6. Different ions make the different colors
Rainbows are fairly predictable in terms of their colours. While you know that different rainbows vary in intensity, you generally always say the same red to violet spectrum on the bands. However, the northern lights come in different colours – although some are more common than others. You see, the colour of the lights depend on which atmospheric gases are colliding to produce the lights. For example, more oxygen creates a green, or sometimes reddish hue. Nitrogen will create a blue or red coloured display, and helium yields either blue or purple. The most common colour is the pale greenish hue produced by oxygen molecules.
5. Many famous intellectuals have studied the lights
As with any natural phenomenon, the northern lights have provoked the curiosity of many great minds throughout history. After all, when you see vibrant colours appearing in the sky intermittently, who wouldn’t be curious to figure out what it’s all about and what’s causing it? Well, countless thinkers throughout history have tried to piece together the northern lights, including Aristotle, Seneca, Descartes, Tycho de Brahe and Benjamin Franklin. They all came from different time periods and had different ideas about the cause behind the visual displays, but all were uniformly fascinated by the stunning light shows.
4. Galileo Galilei and Pierre Gassendi were the first to name the lights
Italian astronomer, physicist, engineer and philosopher Galileo Galilei was a man of many talents. Over the course of his life he earned countless nicknames, from the father of science to the father of modern physics, and he was a huge force in the science world of the Renaissance. It only seems fitting that he was allegedly the first to name the phenomenon the Aurora Borealis, the name that many of us know it by today. However, others claim that the familiar term was first used by Pierre Gassendi.
3. They’re further away than you think
The aurora borealis is definitely absolutely stunning, but one of the reasons that they have become so popular is because viewers feel like they’re so close the lights are basically within reach. They stretch across the sky and seem like they’re floating right above viewers’ heads. However, this is a bit of an optical illusion – in actuality, the display is generally over 60 miles above earth, on average. In fact, the rarer red lights can occur at over 200 miles above the Earth’s surface – quite a ways for all that light to travel!

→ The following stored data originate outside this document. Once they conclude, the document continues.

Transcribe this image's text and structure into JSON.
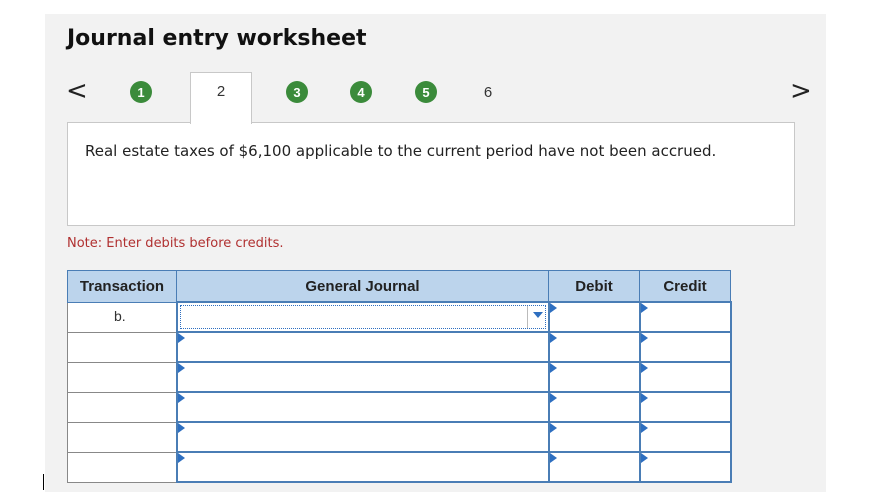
{
  "worksheet": {
    "title": "Journal entry worksheet",
    "nav_prev": "<",
    "nav_next": ">",
    "steps": [
      "1",
      "2",
      "3",
      "4",
      "5",
      "6"
    ],
    "active_step": "2",
    "description": "Real estate taxes of $6,100 applicable to the current period have not been accrued.",
    "note": "Note: Enter debits before credits.",
    "colors": {
      "step_complete": "#3b8b3b",
      "header_bg": "#bcd4ec",
      "input_border": "#4a7db5",
      "note": "#b03030"
    }
  },
  "table": {
    "headers": {
      "transaction": "Transaction",
      "general_journal": "General Journal",
      "debit": "Debit",
      "credit": "Credit"
    },
    "rows": [
      {
        "transaction": "b.",
        "general_journal": "",
        "debit": "",
        "credit": ""
      },
      {
        "transaction": "",
        "general_journal": "",
        "debit": "",
        "credit": ""
      },
      {
        "transaction": "",
        "general_journal": "",
        "debit": "",
        "credit": ""
      },
      {
        "transaction": "",
        "general_journal": "",
        "debit": "",
        "credit": ""
      },
      {
        "transaction": "",
        "general_journal": "",
        "debit": "",
        "credit": ""
      },
      {
        "transaction": "",
        "general_journal": "",
        "debit": "",
        "credit": ""
      }
    ]
  }
}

2. There are many cultural legends about the lights
As with many scientific phenomena, before there was a concise explanation of the cause (in this case, gas particles colliding to produce various colours), there were legends and myths crafted to explain them. The Maori in New Zealand and many inhabitants of northern Europe and North America believed that the lights were just reflections from torches and campfires. The Menominee Indians in Wisconsin believed that the lights served to indicate the location of giants, who were the spirits of hunters and fisherman. And, the Inuit in Alaska (along with other aboriginal peoples) believed that the lights were the spirits of animals they hunted, or of their people.

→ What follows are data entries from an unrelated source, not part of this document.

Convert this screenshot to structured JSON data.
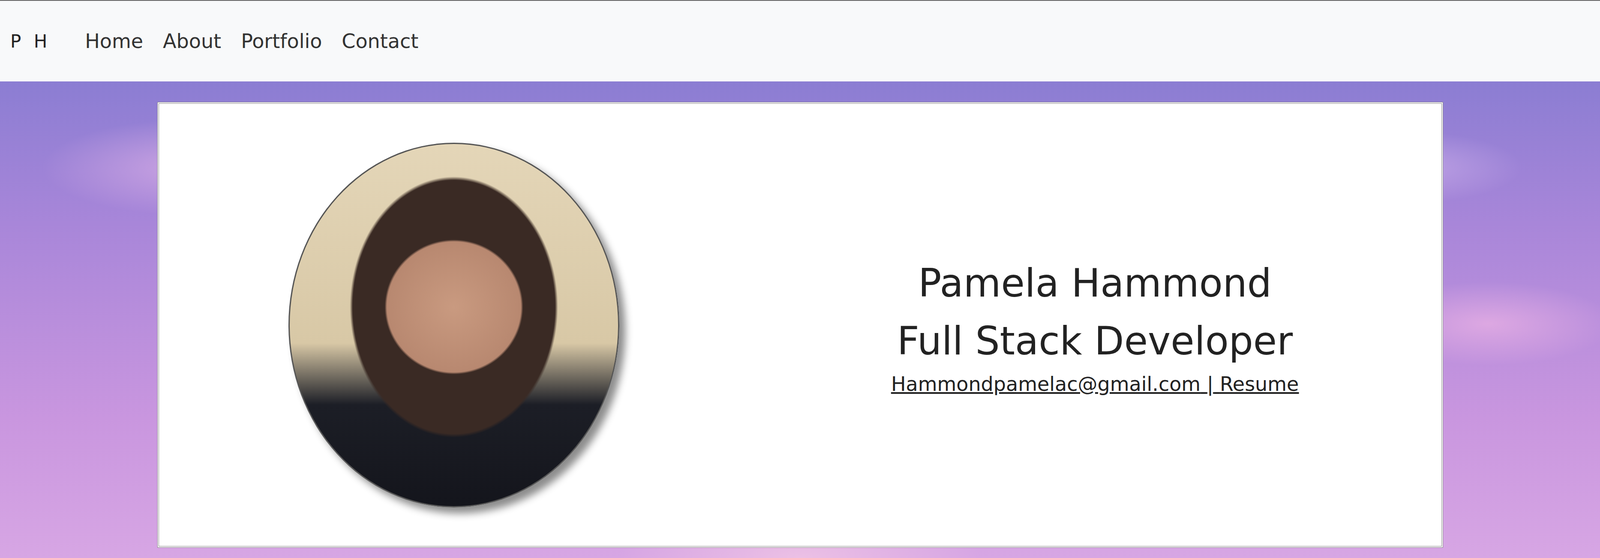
{
  "nav": {
    "brand": "P H",
    "links": [
      {
        "label": "Home"
      },
      {
        "label": "About"
      },
      {
        "label": "Portfolio"
      },
      {
        "label": "Contact"
      }
    ]
  },
  "profile": {
    "name": "Pamela Hammond",
    "title": "Full Stack Developer",
    "email": "Hammondpamelac@gmail.com",
    "separator": "|",
    "resume": "Resume"
  }
}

1. Earth isn’t the only planet that has them
While those of us on earth are huge fans of the aurora borealis and love capturing the beautiful phenomena on film, it’s not something that is exclusive to our planet or atmosphere. Auroras are also known to occur on other planets and are located similarly, towards the magnetic poles of the respective planets. While they’re not a given for every solar body, astronomers have been able to see auroras on everything from Jupiter to Saturn, Uranus, and Neptune. That’s a lot of gorgeous auroras!